In carrying out these particular experiments, we are leveraging a labeled portion of the data set to select our parameters in DEIM and E-DEIM. While this may be recommended when such labels are available simply to gain a sense of some of the general data properties, we are not necessarily assuming that the same classes are present in both training and test sets; in fact, in our experiment set up, we know that there are actually more clinically-defined classes in the training set than in the test set for the MIT-BIH Arrhythmia data. Hence, even in tuning these parameters, we do not assume a fixed number of classes since a certain ratio of singular value decay may be achieved by different values of k. That being said, when labeled data is not available to identify a $\theta $-value that maximizes class detection in the training set, there are a variety of ways to select k (or $\theta $). For example, one option is to look for a “knee” in the plot of data matrix singular values (as is sometimes done with PCA). In the presence of computational constraints, another option is to simply select a feasible rank for the SVD. Or, if it is known that the number of classes likely exceeds the data matrix rank—the very scenario that inspired the development of this method (as in the letter data set)—one can simply take the full SVD of the data matrix and forgo selecting $\theta $ altogether. For both experiments conducted here, the selected values of $\theta $ result in rank-k SVD approximations with k often near or equal to the number time samples/features. The k-values are typically just shy of the number of samples per beat for the MIT-BIH Arrhythmia ECG data, allowing the number of selected beats to certainly exceed the number of expected clinically-defined classes; perhaps as expected, k is equal to the number of features for the Letter Recognition Data Set with the selection of 2k observations only exceeding the number of expected classes by six observations. In addition to the previously described scenarios, even if the number of classes is known a priori in a labeled data set, an objective of applying E-DEIM can still be to identify a representative member (or members) of each known class, just as one could do in clustering the data until it is possible to identify representatives of each class.

As noted previously, careful tuning of $\tau $ is not really of great significance in our experiments as its primary role at this point is simply to avoid a singular $\hat{{\mathbf {P}}}_j^T\hat{{\mathbf {V}}}_{t_j}$ in forming the jth projection in extending DEIM. However, the incorporation of $\tau $ holds potential in defining stopping criteria for restarting DEIM multiple times because, if large enough, it can have an influence over which columns of $\hat{{\mathbf {V}}}$ are or are not included in forming the projection, $\hat{{\mathcal {P}}}$, during restarted DEIM; this is an area for future work.

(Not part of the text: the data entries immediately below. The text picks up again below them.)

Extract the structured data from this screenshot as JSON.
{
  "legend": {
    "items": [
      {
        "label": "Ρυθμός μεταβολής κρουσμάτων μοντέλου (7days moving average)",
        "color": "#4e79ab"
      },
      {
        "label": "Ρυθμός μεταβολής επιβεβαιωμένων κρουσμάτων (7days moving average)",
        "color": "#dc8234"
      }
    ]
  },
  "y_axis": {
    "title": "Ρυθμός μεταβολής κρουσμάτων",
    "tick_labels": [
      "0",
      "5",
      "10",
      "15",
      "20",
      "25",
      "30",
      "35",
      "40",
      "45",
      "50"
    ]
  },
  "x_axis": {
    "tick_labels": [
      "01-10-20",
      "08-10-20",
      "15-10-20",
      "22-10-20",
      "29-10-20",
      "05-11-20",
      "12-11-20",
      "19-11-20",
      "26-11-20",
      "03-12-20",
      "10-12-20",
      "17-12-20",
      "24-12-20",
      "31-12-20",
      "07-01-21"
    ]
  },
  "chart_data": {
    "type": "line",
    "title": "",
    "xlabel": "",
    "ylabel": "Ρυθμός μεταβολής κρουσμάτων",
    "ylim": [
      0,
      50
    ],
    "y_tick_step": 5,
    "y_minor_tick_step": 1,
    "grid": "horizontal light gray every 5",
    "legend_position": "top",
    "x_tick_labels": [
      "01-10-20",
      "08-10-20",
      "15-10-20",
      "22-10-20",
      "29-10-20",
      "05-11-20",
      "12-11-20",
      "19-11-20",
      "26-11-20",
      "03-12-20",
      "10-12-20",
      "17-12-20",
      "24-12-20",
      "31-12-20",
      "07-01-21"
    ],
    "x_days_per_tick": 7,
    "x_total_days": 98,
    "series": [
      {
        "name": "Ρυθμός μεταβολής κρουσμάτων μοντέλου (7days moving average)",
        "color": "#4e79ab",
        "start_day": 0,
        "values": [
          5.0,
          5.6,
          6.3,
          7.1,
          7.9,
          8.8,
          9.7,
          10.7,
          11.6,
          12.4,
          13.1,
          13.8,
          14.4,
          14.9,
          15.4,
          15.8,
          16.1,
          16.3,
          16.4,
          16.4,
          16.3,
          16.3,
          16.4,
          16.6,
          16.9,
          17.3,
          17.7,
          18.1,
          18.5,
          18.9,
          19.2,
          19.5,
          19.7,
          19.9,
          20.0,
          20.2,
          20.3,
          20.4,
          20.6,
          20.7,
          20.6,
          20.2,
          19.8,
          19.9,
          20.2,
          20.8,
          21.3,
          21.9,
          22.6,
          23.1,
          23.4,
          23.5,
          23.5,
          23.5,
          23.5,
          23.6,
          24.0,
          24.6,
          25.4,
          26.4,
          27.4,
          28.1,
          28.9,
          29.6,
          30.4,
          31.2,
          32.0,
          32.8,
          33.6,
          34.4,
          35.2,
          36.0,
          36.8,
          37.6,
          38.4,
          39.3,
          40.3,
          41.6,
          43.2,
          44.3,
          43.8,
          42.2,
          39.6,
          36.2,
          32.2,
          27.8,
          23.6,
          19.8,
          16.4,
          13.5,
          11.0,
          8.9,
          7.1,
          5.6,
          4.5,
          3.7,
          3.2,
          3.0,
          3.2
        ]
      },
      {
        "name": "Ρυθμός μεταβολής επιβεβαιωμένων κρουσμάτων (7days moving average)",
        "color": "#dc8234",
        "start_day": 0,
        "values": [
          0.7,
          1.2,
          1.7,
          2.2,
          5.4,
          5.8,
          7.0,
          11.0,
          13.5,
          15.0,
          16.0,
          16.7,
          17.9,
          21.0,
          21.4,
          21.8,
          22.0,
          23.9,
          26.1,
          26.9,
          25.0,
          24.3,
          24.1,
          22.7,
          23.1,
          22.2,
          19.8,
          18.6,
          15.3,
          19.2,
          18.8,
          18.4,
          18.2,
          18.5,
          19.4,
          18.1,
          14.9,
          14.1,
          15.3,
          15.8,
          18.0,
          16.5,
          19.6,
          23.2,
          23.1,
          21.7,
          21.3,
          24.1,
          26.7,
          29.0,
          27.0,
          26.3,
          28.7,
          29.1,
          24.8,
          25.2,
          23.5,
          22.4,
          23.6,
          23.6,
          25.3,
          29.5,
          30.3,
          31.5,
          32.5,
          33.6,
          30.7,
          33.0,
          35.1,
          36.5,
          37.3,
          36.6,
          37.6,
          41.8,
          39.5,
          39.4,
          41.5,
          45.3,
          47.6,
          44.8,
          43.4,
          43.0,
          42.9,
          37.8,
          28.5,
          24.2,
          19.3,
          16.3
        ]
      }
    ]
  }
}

Along with the development of stopping criteria for restarting DEIM in carrying out an extension, the theoretical implications of selecting additional indices through the E-DEIM methods presented here need additional attention. While we have presented slight generalizations of previous theoretical results in the application of E-DEIM to the CUR decomposition, the impact of selecting additional rows/columns through the inclusion of the “memory” residual, ${\mathbf {r}}_2$—in particular using coherence as opposed to the $\ell _1$ distance—is not yet well understood despite observing positive results in practice. In addition, we reiterate that the error bounds discussed here certainly have their place in evaluating matrix approximations via subset selection, but the direct translation of these bounds to performance in the class identification setting is not obvious and remains a topic for future investigation.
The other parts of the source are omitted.